鍛え抜かれた身体で人と人が競い合い、勝者の歓喜、敗者の涙が見ている者の心を揺さぶる。そのなかで不意に訪れる「ケガ」という要素は、ときに物事をよりドラマチックに演出するが、すっきりしない気持ちを招くことも多い。やはり万全の状態で競い合ってこそ、スポーツの醍醐味である。

 

そんな負傷が、まさかの場面で発生して話題となっている。現地時間の8月8日に行われたMLB、アトランタ・ブレーブス対フィラデルフィア・フィリーズの試合でのことだ。

 

1回表、フィリーズの攻撃で守備に入るブレーブスナイン。23歳のルーキー、ヨハン・カマルゴはいつもどおり、内野に入る際に地面を触るルーティンを行いショートの守備位置に付く、はずだった。

 

ところが、直前のステップでバランスを崩して転倒。この際に右ひざを強打してしまった。しかも思いのほか痛みが強かったようで、やむをえずそのまま交代。「試合前に途中交代」という前代未聞(?)のアクシデントとなった。

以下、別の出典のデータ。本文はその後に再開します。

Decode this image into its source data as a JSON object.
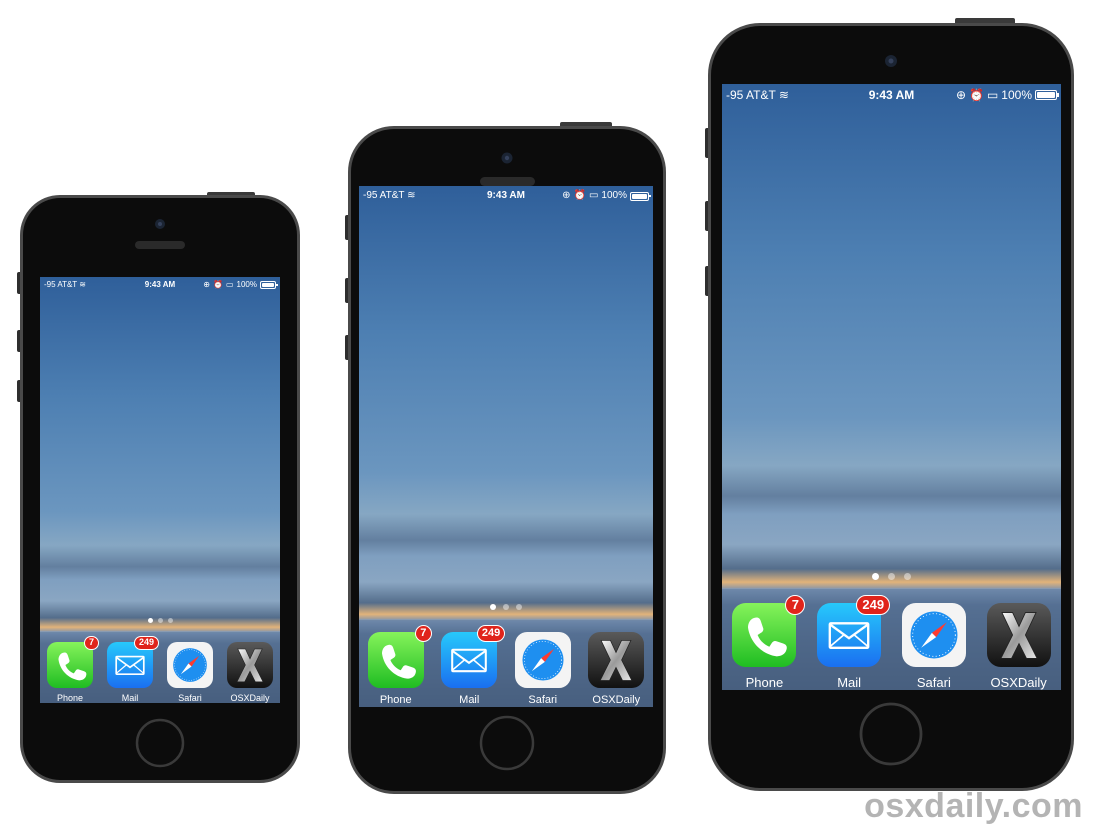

ロードならまだわかるが、慣れた本拠地での試合でというのも切ない……。

 

診断の結果は右ひざの打撲。幸い靭帯の損傷はなかったものの、カマルゴは10日間の故障者リスト入りを余儀なくされている。この試合を2-5で落としたブレーブスは以降も2勝5敗と苦しい戦いが続いており、チームにとっても“痛い”アクシデントとなってしまった。